NetworkTopologyStrategy places replicas in the same data center by walking the ring clockwise until reaching the first node in another rack. NetworkTopologyStrategy attempts to place replicas on distinct racks because nodes in the same rack (or similar physical grouping) often fail at the same time due to power, cooling, or network issues.
- Two replicas in each data center: This configuration tolerates the failure of a single node per replication group and still allows local reads at a consistency level of ONE.
- Three replicas in each data center: This configuration tolerates either the failure of a one node per replication group at a strong consistency level of LOCAL_QUORUM or multiple node failures per data center using consistency level ONE.
Replication strategy is defined per keyspace, and is set during keyspace creation.
Partitions the data across the cluster.
A partitioner distributes the data across the nodes in the cluster and determines which node to place the first copy of data on.
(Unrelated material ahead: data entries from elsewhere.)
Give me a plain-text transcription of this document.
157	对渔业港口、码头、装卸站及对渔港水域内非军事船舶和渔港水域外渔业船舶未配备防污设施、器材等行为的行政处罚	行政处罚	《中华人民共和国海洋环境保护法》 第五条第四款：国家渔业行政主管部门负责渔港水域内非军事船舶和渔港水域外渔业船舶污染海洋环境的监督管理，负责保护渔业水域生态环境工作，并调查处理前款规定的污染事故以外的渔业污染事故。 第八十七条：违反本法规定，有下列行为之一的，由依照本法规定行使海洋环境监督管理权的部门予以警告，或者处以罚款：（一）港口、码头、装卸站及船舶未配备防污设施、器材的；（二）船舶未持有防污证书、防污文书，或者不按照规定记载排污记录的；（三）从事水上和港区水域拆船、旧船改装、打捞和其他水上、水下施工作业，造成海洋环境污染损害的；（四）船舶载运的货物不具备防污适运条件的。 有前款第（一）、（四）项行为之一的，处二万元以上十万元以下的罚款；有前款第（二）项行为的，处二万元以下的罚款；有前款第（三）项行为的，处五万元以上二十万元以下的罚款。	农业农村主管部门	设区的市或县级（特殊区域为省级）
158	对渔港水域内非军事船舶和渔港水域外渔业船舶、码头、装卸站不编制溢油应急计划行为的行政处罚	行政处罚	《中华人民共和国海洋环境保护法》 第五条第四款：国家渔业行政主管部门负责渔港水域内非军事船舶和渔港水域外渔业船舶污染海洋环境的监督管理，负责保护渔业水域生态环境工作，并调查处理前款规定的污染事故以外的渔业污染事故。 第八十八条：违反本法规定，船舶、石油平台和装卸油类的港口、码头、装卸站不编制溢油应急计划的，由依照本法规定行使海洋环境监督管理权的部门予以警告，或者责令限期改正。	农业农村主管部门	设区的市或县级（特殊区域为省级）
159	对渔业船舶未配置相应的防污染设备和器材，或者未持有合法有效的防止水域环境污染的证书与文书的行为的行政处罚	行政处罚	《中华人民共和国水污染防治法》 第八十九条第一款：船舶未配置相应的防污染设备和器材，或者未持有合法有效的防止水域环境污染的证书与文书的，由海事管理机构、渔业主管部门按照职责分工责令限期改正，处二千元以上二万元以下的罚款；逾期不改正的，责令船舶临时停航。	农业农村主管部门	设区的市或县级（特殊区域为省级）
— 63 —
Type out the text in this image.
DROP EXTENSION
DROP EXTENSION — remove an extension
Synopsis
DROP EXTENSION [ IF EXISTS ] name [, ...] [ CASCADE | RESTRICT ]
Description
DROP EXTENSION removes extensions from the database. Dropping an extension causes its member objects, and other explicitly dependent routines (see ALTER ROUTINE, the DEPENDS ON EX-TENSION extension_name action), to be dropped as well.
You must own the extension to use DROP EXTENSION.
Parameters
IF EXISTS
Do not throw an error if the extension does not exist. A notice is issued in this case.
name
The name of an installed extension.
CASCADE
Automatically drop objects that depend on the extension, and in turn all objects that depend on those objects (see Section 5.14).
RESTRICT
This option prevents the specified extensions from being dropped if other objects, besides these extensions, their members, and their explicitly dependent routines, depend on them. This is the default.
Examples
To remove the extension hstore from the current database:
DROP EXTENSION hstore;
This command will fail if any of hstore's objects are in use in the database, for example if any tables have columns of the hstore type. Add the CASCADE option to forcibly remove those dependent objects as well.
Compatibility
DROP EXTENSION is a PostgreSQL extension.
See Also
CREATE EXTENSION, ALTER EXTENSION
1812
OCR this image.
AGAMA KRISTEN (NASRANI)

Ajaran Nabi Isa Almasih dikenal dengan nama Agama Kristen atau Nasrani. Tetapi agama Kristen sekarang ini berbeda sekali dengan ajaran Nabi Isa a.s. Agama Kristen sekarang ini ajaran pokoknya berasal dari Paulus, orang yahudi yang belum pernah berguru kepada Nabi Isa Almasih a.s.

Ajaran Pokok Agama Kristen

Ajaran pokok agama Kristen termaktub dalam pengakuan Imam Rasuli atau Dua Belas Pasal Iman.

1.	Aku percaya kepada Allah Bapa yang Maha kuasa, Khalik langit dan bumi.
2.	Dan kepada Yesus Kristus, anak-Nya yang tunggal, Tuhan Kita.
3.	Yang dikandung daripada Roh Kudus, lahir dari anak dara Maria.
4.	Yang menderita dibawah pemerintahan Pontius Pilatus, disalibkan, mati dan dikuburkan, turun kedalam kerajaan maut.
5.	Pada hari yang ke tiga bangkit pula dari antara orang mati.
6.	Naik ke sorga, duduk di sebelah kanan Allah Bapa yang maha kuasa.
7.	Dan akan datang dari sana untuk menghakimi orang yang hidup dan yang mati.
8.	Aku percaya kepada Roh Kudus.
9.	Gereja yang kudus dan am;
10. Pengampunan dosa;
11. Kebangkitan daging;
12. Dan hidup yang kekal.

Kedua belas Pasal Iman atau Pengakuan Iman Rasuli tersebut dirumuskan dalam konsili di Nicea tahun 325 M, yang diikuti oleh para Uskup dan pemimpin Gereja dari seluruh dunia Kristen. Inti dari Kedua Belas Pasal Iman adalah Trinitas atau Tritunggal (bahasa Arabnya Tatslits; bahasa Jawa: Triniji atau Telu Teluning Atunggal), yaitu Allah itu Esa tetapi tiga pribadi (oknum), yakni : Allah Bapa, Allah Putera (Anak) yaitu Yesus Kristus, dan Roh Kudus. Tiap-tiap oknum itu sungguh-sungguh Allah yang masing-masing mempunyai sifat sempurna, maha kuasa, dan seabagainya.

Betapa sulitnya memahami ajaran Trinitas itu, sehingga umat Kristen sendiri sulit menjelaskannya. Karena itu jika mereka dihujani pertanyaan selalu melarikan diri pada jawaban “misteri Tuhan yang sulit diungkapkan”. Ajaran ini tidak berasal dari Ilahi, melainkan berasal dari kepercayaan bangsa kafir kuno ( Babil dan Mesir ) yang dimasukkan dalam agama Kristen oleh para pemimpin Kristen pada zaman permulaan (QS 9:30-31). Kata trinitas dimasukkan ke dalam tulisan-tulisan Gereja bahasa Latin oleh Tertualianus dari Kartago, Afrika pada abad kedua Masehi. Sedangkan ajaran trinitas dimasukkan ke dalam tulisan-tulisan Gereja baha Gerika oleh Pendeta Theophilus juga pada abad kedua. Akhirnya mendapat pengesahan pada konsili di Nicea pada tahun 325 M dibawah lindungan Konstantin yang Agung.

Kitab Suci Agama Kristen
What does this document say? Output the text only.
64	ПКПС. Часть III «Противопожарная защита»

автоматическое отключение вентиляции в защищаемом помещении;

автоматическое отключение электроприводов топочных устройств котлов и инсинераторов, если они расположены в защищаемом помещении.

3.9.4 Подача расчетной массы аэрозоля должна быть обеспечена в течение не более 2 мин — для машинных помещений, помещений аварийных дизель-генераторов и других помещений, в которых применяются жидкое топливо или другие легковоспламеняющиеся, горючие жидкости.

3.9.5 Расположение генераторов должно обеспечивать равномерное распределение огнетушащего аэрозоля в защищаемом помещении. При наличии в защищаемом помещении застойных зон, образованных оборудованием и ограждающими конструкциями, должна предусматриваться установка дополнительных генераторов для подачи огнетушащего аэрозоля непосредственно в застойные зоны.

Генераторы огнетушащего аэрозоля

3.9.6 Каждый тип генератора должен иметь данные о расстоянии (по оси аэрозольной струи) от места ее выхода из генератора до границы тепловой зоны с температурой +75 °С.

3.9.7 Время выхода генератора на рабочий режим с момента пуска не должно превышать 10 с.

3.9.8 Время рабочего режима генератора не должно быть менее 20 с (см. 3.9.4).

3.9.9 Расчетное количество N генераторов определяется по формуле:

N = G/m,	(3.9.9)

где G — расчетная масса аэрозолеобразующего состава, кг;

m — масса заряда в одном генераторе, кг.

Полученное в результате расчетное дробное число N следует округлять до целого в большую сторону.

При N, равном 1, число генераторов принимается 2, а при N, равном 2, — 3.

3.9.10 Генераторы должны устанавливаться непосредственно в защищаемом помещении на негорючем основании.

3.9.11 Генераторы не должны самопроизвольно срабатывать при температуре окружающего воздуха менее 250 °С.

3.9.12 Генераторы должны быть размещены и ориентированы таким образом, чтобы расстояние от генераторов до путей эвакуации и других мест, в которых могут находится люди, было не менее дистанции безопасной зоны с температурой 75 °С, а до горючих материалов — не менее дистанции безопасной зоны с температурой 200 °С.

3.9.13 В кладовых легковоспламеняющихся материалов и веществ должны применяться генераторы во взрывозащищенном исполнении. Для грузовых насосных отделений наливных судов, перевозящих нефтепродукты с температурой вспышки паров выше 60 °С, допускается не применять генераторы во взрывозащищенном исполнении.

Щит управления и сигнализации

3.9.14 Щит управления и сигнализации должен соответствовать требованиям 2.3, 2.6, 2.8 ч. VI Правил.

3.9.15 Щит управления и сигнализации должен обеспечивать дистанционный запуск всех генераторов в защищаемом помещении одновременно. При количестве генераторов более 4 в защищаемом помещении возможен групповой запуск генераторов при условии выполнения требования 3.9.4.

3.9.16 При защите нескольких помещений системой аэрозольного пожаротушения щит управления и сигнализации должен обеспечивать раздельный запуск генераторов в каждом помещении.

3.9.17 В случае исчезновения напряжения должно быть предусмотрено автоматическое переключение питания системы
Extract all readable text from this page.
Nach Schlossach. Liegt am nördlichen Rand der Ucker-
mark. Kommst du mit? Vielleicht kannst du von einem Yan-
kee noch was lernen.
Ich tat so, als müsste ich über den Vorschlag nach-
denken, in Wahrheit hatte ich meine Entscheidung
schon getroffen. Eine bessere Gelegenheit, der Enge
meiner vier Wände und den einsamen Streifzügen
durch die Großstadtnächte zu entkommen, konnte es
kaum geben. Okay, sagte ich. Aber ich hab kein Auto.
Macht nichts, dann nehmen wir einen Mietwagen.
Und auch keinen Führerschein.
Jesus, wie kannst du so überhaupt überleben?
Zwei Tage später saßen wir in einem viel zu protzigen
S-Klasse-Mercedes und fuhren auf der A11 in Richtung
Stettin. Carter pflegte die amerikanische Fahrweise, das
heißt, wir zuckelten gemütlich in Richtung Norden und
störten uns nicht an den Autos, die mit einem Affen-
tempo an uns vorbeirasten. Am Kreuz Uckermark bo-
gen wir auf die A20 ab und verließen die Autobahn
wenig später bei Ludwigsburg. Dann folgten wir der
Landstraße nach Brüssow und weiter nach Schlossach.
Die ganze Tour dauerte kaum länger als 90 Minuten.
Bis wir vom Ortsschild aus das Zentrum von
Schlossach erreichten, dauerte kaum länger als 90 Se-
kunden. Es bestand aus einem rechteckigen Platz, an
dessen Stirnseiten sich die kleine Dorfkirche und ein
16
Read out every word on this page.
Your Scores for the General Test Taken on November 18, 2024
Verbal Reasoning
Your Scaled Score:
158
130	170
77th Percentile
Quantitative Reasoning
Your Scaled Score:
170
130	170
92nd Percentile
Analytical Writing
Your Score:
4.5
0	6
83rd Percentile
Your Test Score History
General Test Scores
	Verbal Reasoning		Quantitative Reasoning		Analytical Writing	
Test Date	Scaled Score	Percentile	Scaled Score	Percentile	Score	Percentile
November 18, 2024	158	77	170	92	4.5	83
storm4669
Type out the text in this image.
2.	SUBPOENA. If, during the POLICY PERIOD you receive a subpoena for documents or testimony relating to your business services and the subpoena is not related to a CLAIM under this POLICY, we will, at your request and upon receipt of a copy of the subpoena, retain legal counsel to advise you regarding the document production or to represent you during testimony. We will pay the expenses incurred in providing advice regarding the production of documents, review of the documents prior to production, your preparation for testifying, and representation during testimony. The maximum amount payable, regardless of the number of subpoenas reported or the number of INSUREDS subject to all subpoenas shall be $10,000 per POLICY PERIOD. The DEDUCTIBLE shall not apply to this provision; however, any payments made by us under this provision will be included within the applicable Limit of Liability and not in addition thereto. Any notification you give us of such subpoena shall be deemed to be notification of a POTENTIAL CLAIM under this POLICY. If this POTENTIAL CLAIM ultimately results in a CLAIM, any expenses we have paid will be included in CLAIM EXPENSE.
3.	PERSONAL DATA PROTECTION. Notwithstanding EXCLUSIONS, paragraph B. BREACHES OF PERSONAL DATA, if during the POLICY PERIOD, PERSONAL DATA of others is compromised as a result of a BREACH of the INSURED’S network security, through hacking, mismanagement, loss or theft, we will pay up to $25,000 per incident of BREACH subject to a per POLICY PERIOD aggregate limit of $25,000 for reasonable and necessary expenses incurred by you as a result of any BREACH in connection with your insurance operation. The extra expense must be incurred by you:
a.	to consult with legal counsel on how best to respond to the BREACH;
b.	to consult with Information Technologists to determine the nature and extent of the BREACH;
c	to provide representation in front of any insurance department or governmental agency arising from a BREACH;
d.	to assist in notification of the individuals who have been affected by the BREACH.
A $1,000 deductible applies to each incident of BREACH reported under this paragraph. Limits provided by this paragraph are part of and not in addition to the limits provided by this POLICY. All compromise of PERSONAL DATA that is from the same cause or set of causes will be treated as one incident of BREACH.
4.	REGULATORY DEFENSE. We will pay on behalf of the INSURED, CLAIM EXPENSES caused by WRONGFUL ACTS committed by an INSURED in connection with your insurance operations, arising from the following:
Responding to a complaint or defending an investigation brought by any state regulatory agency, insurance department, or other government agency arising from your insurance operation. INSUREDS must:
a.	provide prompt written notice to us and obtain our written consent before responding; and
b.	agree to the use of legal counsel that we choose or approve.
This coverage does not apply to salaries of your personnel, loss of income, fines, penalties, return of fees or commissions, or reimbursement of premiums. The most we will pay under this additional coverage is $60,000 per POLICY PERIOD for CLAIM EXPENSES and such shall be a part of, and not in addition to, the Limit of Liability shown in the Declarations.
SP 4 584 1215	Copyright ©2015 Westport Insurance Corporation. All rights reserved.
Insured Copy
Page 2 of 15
Basically, a partitioner is a hash function for computing the token of a partition key. Each row of data is uniquely identified by a partition key and distributed across the cluster by the value of the token. The read and write requests to the cluster are also evenly distributed and load balancing is simplified because each part of the hash range receives an equal number of rows on average.
- Murmur3Partitioner (default): uniformly distributes data across the cluster based on MurmurHash hash values.
- RandomPartitioner: uniformly distributes data across the cluster based on MD5 hash values.
- ByteOrderedPartitioner: keeps an ordered distribution of data lexically by key bytes
Note: If using virtual nodes (vnodes), we do not need to calculate the tokens. If not using vnodes, we must calculate the tokens to assign to the initial_token parameter in the cassandra.yaml file.
A snitch defines groups of machines into data centres and racks (the topology). We must configure a snitch when we create a cluster. All snitches use a dynamic snitch layer, which monitors performance and chooses the best replica for reading. It is enabled by default. Configure dynamic snitch thresholds for each node in the cassandra.yaml configuration file.
The default SimpleSnitch does not recognize data center or rack information. Use it for single-data center deployments or single-zone in public clouds. The GossipingPropertyFileSnitch is recommended for production. It defines a node’s data center and rack and uses gossip for propagating this information to other nodes.
There are many vtypes of snitches like dynamic snitching, simple snitching, RackInferringSnitch, PropertyFileSnitch, GossipingPropertyFileSnitch, Ec2Snitch, Ec2MultiRegionSnitch, GoogleCloudSnitch, CloudstackSnitch.